Artists who are hesitant to enter into the world of NFTs do say that they are open to it, but only if certain things change. Here are three factors artists would need to change to get them to create their first NFT.

  1. Education: As we saw above, much of the hesitation around wading into the NFT space has to do with uncertainty and confusion: artists don't know how the technology works, how to find buyers, or how to keep their assets secure. What could change - is greater access to educational resources. This can be done by seeking out other artists working in the space and connecting with the community on platforms like Twitter and Discord.

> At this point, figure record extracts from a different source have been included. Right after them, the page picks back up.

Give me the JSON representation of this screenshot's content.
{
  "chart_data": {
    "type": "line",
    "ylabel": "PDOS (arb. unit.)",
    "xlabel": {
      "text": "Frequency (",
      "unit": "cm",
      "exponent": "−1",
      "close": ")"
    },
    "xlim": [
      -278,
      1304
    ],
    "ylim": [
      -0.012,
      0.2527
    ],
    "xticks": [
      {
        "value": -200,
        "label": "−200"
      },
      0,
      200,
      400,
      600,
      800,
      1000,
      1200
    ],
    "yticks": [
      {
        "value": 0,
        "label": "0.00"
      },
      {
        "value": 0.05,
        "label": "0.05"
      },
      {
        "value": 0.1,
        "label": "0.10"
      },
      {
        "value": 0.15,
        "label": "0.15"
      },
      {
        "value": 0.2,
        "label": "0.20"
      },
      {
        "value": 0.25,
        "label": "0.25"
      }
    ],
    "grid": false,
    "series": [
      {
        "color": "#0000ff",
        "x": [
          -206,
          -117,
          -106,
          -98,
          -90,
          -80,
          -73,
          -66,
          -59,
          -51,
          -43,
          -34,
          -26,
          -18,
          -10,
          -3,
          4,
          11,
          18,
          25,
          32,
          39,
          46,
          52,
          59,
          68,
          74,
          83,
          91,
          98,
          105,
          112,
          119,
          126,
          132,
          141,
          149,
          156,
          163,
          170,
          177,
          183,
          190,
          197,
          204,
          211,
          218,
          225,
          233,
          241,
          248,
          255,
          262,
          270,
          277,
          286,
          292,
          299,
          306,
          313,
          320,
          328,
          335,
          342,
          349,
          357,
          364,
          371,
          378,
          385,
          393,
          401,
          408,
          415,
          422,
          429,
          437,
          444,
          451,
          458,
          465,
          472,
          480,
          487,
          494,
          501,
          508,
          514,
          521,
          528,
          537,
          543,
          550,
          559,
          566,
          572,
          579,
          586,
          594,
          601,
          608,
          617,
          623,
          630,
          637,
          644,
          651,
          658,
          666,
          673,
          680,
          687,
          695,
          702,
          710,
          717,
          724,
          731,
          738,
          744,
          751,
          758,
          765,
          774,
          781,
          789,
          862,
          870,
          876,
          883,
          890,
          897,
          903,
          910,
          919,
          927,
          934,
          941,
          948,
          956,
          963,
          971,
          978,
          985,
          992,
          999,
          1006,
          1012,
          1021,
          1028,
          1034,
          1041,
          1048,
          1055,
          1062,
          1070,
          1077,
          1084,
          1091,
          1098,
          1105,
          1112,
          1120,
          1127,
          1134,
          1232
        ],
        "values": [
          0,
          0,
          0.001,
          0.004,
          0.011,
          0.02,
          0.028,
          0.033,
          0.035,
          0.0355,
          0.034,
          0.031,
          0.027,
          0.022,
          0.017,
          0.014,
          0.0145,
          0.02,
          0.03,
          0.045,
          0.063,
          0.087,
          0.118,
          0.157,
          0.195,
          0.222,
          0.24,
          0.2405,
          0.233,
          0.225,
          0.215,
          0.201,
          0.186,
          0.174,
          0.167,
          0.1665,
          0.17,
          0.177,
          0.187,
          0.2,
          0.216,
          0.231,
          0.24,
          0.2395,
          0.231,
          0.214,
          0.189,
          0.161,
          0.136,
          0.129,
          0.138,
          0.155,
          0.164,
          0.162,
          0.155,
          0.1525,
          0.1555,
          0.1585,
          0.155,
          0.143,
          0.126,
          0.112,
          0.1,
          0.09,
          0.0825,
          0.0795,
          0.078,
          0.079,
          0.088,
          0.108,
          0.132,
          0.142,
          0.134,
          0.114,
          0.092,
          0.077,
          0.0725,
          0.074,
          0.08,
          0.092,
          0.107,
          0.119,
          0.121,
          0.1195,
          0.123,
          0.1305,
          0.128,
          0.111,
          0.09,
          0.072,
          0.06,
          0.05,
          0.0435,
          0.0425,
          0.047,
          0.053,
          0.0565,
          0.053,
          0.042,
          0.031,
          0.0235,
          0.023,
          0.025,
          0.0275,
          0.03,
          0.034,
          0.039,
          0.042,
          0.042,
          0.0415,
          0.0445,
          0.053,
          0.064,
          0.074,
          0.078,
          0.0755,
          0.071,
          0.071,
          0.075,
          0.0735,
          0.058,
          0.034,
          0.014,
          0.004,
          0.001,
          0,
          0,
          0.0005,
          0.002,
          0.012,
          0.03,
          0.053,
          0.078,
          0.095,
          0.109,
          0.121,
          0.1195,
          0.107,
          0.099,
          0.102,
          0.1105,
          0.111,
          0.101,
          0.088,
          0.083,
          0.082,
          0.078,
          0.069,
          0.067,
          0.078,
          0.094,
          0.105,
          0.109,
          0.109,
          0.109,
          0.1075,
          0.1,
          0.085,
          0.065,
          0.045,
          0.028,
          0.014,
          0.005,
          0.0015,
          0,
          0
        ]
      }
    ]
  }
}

Curators and art advisors working in the NFT space can also give guidance and help them walk through creating their first NFT.
  1. Pricing Guidance: Artists who had already created NFTs told us their biggest challenge was learning how to accurately price their work. Artists who are reluctant to join the space say the same. Pricing a work shouldn’t be arbitrary and needs to factor in medium, collector demand, the artist’s reputation, how much time it took to complete, and other variables. This is, again, where partnering with a curator or working with an online gallery can help, as they'll have a wealth of experience in pricing work and a strong sense of the market trends.

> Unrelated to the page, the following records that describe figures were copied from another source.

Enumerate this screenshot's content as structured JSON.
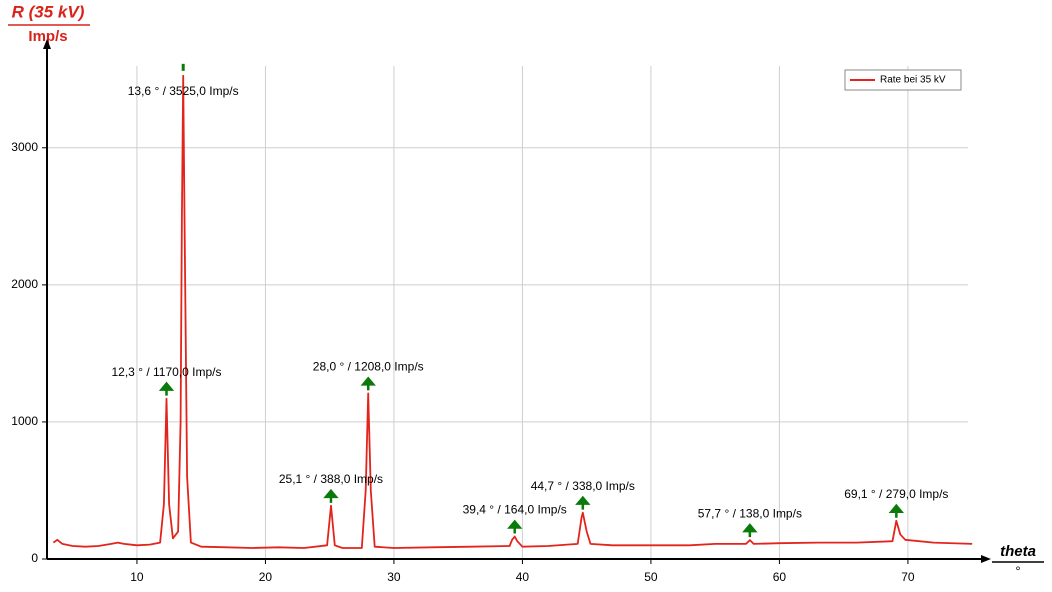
{
  "chart_data": {
    "type": "line",
    "y_title": "R (35 kV)",
    "y_unit": "Imp/s",
    "x_title": "theta",
    "x_unit": "°",
    "xlim": [
      3,
      76
    ],
    "ylim": [
      0,
      3750
    ],
    "xticks": [
      10,
      20,
      30,
      40,
      50,
      60,
      70
    ],
    "yticks": [
      0,
      1000,
      2000,
      3000
    ],
    "grid": true,
    "legend": "upper right",
    "series": [
      {
        "name": "Rate bei 35 kV",
        "color": "#e3241c",
        "x": [
          3.5,
          3.8,
          4.2,
          5,
          6,
          7,
          8,
          8.5,
          9,
          10,
          11,
          11.8,
          12.1,
          12.3,
          12.5,
          12.8,
          13.2,
          13.4,
          13.5,
          13.6,
          13.7,
          13.9,
          14.2,
          15,
          17,
          19,
          21,
          23,
          24.8,
          25.1,
          25.4,
          26,
          27.5,
          27.8,
          28.0,
          28.2,
          28.5,
          30,
          33,
          36,
          39,
          39.2,
          39.4,
          39.6,
          40,
          42,
          44.3,
          44.6,
          44.7,
          45,
          45.3,
          47,
          50,
          53,
          55,
          57.4,
          57.7,
          58,
          60,
          63,
          66,
          68.8,
          69.1,
          69.4,
          69.8,
          72,
          75
        ],
        "values": [
          120,
          140,
          110,
          95,
          90,
          95,
          110,
          120,
          110,
          100,
          105,
          120,
          400,
          1170,
          400,
          150,
          200,
          1000,
          2500,
          3525,
          2500,
          600,
          120,
          90,
          85,
          80,
          85,
          80,
          100,
          388,
          100,
          80,
          80,
          500,
          1208,
          500,
          90,
          80,
          85,
          90,
          95,
          140,
          164,
          130,
          90,
          95,
          110,
          300,
          338,
          200,
          110,
          100,
          100,
          100,
          110,
          110,
          138,
          110,
          115,
          120,
          120,
          130,
          279,
          180,
          140,
          120,
          110
        ]
      }
    ],
    "peaks": [
      {
        "x": 12.3,
        "y": 1170,
        "label": "12,3 ° / 1170,0 Imp/s"
      },
      {
        "x": 13.6,
        "y": 3525,
        "label": "13,6 ° / 3525,0 Imp/s"
      },
      {
        "x": 25.1,
        "y": 388,
        "label": "25,1 ° / 388,0 Imp/s"
      },
      {
        "x": 28.0,
        "y": 1208,
        "label": "28,0 ° / 1208,0 Imp/s"
      },
      {
        "x": 39.4,
        "y": 164,
        "label": "39,4 ° / 164,0 Imp/s"
      },
      {
        "x": 44.7,
        "y": 338,
        "label": "44,7 ° / 338,0 Imp/s"
      },
      {
        "x": 57.7,
        "y": 138,
        "label": "57,7 ° / 138,0 Imp/s"
      },
      {
        "x": 69.1,
        "y": 279,
        "label": "69,1 ° / 279,0 Imp/s"
      }
    ]
  }
}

  1. More Partnerships: Artists don’t want to go at it alone. Many said they would be more willing to enter the space and create an NFT if they could partner with another artist, gallery, or platform to not only show them how to get started but who could help market and reach the right collectors. This speaks to the number one barrier to entry for artists: finding a buyer for their art NFTs. Artists can partner with online galleries and platforms to promote their work, and artists who create NFTs will likely find new audiences waiting for them online.

Your Artistic Journey

Where will the next steps in your artistic journey take you? Will you stay on the same well-trodden paths of the traditional art world, or will you take a chance on NFTs and see where the journey may take you? A technological revolution has struck the artwork, and now is the time to join in.